Le décor est désormais planté. À la préfecture, le couperet administratif est tombé : sur sept candidatures déposées dans la commune d’Acoua, cinq listes sont officiellement retenues pour le scrutin des 15 et 22 mars 2026. Deux listes recalées. La règle est stricte, la démocratie aussi. On entre dans le dur.
Dans deux semaines, plus de 3 000 électeurs devront trancher. Choisir une vision. Arbitrer des trajectoires. À Acoua, petite par la taille — environ 5 000 habitants — mais grande par les enjeux, le scrutin ne sera pas anecdotique. Les finances sont sous tension, les attentes sociales élevées, les défis structurels bien réels. Ici, chaque promesse devra affronter la gravité des chiffres.

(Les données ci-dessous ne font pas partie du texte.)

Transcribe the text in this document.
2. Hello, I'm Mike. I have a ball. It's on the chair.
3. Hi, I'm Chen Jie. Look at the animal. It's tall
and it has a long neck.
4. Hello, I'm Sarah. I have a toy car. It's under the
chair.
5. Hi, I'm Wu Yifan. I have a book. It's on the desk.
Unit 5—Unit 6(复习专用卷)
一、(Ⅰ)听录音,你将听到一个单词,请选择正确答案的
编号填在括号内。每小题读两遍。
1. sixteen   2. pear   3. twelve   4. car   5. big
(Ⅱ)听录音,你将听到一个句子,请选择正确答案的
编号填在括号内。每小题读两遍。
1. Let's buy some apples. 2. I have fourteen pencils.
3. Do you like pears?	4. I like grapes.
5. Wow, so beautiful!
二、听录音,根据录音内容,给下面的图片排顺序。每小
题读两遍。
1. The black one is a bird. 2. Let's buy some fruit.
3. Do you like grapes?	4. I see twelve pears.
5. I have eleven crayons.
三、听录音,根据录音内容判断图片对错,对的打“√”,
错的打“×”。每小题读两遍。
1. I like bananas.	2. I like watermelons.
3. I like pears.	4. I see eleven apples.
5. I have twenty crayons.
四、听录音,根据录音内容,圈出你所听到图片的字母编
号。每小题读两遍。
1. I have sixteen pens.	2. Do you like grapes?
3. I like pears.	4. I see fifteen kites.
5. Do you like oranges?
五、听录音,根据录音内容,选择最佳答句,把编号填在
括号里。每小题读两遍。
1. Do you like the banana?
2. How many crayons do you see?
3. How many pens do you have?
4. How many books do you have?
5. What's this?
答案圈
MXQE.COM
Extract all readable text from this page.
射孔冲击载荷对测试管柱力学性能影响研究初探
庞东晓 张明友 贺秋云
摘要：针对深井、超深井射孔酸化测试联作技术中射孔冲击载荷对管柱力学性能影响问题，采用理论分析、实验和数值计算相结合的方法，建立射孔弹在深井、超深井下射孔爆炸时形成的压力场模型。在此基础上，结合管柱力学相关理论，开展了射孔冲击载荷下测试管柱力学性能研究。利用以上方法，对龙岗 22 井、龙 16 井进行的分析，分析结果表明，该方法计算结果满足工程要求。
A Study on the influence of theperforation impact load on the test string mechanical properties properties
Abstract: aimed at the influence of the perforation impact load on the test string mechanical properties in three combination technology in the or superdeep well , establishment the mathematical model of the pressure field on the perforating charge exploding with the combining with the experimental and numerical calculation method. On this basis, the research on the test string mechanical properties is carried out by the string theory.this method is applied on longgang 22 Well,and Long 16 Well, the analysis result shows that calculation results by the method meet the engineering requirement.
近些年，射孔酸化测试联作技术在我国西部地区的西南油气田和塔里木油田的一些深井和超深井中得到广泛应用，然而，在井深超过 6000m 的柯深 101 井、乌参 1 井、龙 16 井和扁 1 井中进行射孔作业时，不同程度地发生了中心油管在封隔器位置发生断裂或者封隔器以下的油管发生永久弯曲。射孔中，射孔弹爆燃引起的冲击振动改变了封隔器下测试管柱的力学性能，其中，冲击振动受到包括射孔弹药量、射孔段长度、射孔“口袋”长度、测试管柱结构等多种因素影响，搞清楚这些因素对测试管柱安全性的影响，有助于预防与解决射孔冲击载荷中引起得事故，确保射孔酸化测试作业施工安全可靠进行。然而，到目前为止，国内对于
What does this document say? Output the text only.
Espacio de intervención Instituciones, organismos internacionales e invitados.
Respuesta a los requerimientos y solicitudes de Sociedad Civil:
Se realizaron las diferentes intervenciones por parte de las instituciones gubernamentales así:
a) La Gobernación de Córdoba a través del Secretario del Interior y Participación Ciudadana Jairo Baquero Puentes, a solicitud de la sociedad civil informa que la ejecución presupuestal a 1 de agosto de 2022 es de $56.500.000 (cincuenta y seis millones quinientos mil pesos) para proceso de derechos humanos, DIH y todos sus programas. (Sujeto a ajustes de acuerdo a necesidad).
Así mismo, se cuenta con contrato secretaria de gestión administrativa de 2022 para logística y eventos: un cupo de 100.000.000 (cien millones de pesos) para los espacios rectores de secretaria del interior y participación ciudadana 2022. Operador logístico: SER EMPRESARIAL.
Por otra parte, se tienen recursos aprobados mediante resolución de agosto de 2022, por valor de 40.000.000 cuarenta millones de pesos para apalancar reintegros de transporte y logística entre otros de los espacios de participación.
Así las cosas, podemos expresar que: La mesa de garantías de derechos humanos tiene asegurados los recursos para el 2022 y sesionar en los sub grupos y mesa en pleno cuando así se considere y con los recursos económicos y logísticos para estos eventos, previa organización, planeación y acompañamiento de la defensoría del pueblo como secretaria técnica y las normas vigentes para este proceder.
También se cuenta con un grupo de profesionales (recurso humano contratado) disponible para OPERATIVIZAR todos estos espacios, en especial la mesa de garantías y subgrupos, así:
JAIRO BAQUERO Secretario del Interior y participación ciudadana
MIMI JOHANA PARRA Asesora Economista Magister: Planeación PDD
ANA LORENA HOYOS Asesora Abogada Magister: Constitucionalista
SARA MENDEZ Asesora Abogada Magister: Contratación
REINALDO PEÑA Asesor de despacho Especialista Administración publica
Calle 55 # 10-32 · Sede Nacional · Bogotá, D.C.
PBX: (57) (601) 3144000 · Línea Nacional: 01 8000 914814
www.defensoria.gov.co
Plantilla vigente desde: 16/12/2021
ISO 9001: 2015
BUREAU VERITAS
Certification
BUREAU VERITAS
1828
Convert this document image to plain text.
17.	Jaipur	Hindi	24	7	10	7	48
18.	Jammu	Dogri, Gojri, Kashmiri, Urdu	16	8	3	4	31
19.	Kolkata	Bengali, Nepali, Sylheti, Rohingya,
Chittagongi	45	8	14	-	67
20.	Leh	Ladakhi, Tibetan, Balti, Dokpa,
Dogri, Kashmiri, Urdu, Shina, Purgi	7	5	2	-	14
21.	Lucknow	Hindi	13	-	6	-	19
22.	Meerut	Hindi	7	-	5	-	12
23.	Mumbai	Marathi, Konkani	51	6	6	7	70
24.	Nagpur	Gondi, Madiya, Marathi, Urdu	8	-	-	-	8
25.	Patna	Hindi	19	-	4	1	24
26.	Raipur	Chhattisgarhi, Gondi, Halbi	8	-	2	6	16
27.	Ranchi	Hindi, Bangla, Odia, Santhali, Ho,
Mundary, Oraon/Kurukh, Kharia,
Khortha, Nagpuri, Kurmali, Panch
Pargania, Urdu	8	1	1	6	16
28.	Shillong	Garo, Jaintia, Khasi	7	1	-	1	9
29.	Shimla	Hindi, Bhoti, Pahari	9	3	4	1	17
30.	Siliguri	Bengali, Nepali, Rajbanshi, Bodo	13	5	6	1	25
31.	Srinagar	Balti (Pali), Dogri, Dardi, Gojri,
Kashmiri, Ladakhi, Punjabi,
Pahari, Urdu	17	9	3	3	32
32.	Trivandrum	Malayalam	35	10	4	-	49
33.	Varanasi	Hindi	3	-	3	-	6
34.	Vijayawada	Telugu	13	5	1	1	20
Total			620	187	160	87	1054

Durant des semaines, les candidats ont détaillé leurs projets. Leurs programmes. Sécurité, jeunesse, développement économique, infrastructures, gouvernance. Les intentions ont été posées, les ambitions affichées. Reste à savoir lesquelles résisteront à l’épreuve du réel. Mais au-delà des programmes, un fait mérite d’être souligné : la vitalité démocratique observée ces dernières semaines. Les débats ont circulé. Les échanges se sont intensifiés. Les habitants ont questionné, interpellé, interrogé.
Dans ce paysage en mouvement, une initiative a marqué les esprits : “Donne Moi Ta Voix”, portée par deux femmes originaires d’Acoua, Nachiati et Cham’sane. Leur concept a installé un espace de dialogue direct entre candidats et citoyens. Une agora moderne, sans filtre, sans tribune surélevée. La politique à hauteur d’homme. Aujourd’hui, le micro s’est déplacé à Hamjago, pour la commune de M’tsamboro. Le format essaime. L’idée fait école. Ce n’est pas un gadget médiatique. C’est une respiration démocratique.
Le signal le plus intéressant vient peut-être d’ailleurs : des jeunes qui s’organisent, qui s’expriment, qui s’impliquent. On ne parle plus seulement de commenter sur les réseaux sociaux. On parle de comprendre un projet, un budget, d’exiger un calendrier, de demander des moyens concrets. La politique cesse d’être un spectacle. Elle redevient une responsabilité collective. Les médias locaux, dont le journal acoua-info, jouent ici un rôle structurant : relayer, expliquer, questionner, contextualiser. Dans une petite commune, l’information n’est pas un luxe. C’est un outil d’équilibre.
Cinq listes. Cinq orientations. Le paysage est désormais limpide. Les électeurs disposent des cartes. À eux de décider. La démocratie locale a pris l’air. Elle respire. À chacun maintenant de lui donner un cap. À Acoua, le vent se lève doucement. À voir maintenant qui saura tenir la barre. Dans deux semaines, il ne s’agira pas d’élire un visage. Il s’agira de choisir une trajectoire. Un projet. Un programme. Parce que derrière chaque trajectoire, il y a l’avenir d’Acoua.